# Bolens Model 770 Mower



## chrpmaster (May 5, 2004)

Hi guys

I saw a BOLENS MODEL 770 MOWER for sale locally and am not familiar with this model. Could someone fill me in? were they worth having or are they some rebadged cheapo tractor?

Thanks
Andy


----------



## aguysmiley (Jul 2, 2004)

The 770 is what they call a small frame tractor. It's mainly a lawn mower. They also made a 775 which was a hydrostatic version. That's about all I know about them.


----------



## guest2 (Dec 27, 2003)

Here's a little more info. The 770 was introduced in 1968 and the 775 joined the 770 for the 1969 model year.
http://www.tractorforum.com/forums/attachment.php?s=&postid=49068


----------



## guest2 (Dec 27, 2003)

Here's a chart showing available attachments


----------



## guest2 (Dec 27, 2003)

They were made by Bolens and not a re-badged generic tractor. But like aguysmiley said, they were really nothing more than a mower. There was a snowblower available and they could pull a lawn cart, sweeper, dethatcher, or other tow behind attachments. 

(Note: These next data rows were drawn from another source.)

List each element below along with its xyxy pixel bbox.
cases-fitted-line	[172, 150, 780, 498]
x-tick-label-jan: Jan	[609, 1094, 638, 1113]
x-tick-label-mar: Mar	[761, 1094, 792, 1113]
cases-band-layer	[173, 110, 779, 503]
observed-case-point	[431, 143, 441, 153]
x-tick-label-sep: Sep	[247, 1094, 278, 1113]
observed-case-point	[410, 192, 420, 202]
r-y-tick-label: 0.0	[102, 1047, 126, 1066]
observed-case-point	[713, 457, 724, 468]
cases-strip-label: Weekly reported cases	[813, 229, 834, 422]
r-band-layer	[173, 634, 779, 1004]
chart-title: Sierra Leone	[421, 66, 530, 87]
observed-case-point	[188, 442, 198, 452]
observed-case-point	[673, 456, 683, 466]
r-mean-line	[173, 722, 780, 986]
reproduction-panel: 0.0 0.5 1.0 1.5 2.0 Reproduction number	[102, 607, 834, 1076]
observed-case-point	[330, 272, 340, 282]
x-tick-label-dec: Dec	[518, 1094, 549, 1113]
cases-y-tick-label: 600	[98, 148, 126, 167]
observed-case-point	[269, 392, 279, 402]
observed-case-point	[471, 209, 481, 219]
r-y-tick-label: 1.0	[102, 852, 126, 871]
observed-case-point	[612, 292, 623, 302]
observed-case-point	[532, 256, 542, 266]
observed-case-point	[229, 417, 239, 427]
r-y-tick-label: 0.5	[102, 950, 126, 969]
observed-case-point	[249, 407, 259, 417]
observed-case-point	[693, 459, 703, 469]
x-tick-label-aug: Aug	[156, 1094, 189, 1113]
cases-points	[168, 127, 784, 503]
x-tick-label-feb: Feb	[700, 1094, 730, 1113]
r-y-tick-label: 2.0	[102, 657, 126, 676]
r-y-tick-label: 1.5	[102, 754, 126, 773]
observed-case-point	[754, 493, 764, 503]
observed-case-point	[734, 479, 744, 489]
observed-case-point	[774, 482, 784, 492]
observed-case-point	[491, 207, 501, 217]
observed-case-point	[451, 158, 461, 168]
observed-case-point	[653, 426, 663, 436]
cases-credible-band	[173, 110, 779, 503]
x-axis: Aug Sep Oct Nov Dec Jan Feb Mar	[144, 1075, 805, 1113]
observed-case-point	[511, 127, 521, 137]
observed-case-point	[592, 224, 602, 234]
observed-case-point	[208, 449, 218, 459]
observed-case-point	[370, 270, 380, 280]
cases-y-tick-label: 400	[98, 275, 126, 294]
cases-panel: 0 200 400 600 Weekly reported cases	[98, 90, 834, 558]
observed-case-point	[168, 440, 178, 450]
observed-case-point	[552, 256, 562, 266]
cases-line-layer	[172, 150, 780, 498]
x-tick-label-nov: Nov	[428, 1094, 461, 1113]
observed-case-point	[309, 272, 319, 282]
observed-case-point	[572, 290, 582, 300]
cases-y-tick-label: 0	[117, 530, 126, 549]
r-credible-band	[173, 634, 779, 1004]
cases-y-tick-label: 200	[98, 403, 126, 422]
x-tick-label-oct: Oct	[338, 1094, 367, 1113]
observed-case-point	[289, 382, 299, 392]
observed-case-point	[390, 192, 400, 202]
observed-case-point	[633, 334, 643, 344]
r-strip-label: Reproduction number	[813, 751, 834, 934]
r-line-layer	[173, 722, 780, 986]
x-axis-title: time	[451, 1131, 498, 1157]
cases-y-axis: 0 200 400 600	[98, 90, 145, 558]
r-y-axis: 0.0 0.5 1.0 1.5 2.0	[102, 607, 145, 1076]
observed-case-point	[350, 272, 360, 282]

The only way I could see myself owning one would be if it was a super clean original that would complete a collection.


----------



## chrpmaster (May 5, 2004)

Thanks for the info guys. I was looking at one that was in fair condition but he was only asking $50 for. I thought if it was a strong one like the tube frames I might be interested. It sounds like this is more of a light duty lawn tractor.

Andy


----------